Herr Minister, Sie haben auch recht, es sind bilaterale Verträge, die die Bahn mit Dritten ausgehandelt hat. Aber auch das hatte ich heute Morgen schon gesagt. Bei dem Verkauf der ersten Tranche der

Bahnhöfe sind vielmals die Kommunen außen vor gelassen worden. Sie hatten keine Möglichkeit, ihr Vorkaufsrecht wahrzunehmen. Erst durch die öffentliche Diskussion, die es nicht nur in Thüringen zu diesem Thema gibt - die kennen wir aus Brandenburg, die kennen wir aus Sachsen, die kennen wir aus Baden-Württemberg, dort war das ein Thema im Landtag, und wir kennen sie aus Bayern -, ist die Bahn dazu übergegangen, auch den Kommunen die Bahnhöfe anzubieten.

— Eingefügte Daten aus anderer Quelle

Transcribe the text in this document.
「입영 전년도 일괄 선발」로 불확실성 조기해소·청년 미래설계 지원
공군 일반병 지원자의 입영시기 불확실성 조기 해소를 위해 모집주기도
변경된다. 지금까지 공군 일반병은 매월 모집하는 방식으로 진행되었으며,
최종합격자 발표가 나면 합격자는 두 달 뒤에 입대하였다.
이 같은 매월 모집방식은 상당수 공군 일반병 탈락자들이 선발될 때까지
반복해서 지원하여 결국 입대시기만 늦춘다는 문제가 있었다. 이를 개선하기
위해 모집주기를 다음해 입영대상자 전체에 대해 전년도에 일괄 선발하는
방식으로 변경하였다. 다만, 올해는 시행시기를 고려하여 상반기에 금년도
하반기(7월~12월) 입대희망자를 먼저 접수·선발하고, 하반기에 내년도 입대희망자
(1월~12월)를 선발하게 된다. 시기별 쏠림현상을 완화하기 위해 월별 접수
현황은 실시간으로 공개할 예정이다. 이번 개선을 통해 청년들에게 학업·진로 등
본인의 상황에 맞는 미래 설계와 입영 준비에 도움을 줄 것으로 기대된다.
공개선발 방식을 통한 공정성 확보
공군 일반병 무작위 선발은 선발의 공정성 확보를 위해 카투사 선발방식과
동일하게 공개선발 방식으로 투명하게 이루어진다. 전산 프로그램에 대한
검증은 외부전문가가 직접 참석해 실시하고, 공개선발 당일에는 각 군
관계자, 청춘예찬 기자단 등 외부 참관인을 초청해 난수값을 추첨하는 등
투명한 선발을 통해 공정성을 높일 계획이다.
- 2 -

Bereits 2001 vereinbarte die Deutsche Bahn AG mit der Investmentgesellschaft First Private Property den Verkauf von bundesweit 1.019 Bahnhofsgebäuden. 2004 wurden 500 Gebäude verkauft. Der Gesamtpreis belief sich auf 14 Mio. €. Wenn man das mal umrechnet, dann sind das durchschnittlich 30.000 € pro Bahnhof gewesen. Wie gesagt, die betroffenen Kommunen waren außen vor. In Thüringen waren 44 Empfangs- und Bahnhofsgebäude von diesem Verkaufspaket betroffen. Darunter waren unter anderem die Bahnhöfe in Artern, Bad Frankenhausen, Bleicherode, Camburg, Dornburg/Saale, Gerstungen, Gößnitz, Neustadt/Orla, Rudolstadt, Schleiz, Ronneburg, Waltershausen, um nur einige zu nennen. Schauen Sie sich die Bahnhöfe an. An den meisten dieser Gebäude hat sich in der Zeit seit dem Verkauf nichts getan. Sie verfallen weiter. Das kann nicht im Sinne einer geordneten Stadtentwicklung in diesen Kommunen sein.

(Beifall SPD)

Aktuell sind noch 116 von 320 Bahnhöfen im Besitz der Bahn. Die First Rail Property GmbH ging in Konkurs. Das sollte hier nur mal am Rande erwähnt werden. Beherrschender Gesellschafter der First Rail Property war übrigens die Phönix-Kapitaldienst, ein in Thüringen durchaus hinlänglich sehr bekanntes Unternehmen. Die haben nämlich sehr viele Südthüringer Anleger um ihr Erspartes geprellt. Die Konkursmasse ging dann an das deutsch-britische Bieterkonsortium Patron Capital London/Procominvest Hamburg, aber getan hat sich auch seitdem an den Gebäuden nicht viel. Wir können keinerlei Sanierungs- oder Instandhaltungsmaßnahmen beobachten. Die Konzepte, die der Käufer verfolgt, sind auch nicht bekannt; außer dass man damit Geld verdienen will, dass man die Gebäude vielleicht weiterverkaufen will für eine irgendwie geartete Nachnutzung. Bei 30.000 € pro Bahnhof sollen wahrscheinlich die meisten wiederverwertet werden. Dieses Konsortium wird sich wahrscheinlich nur einige Filetstücke herauspicken.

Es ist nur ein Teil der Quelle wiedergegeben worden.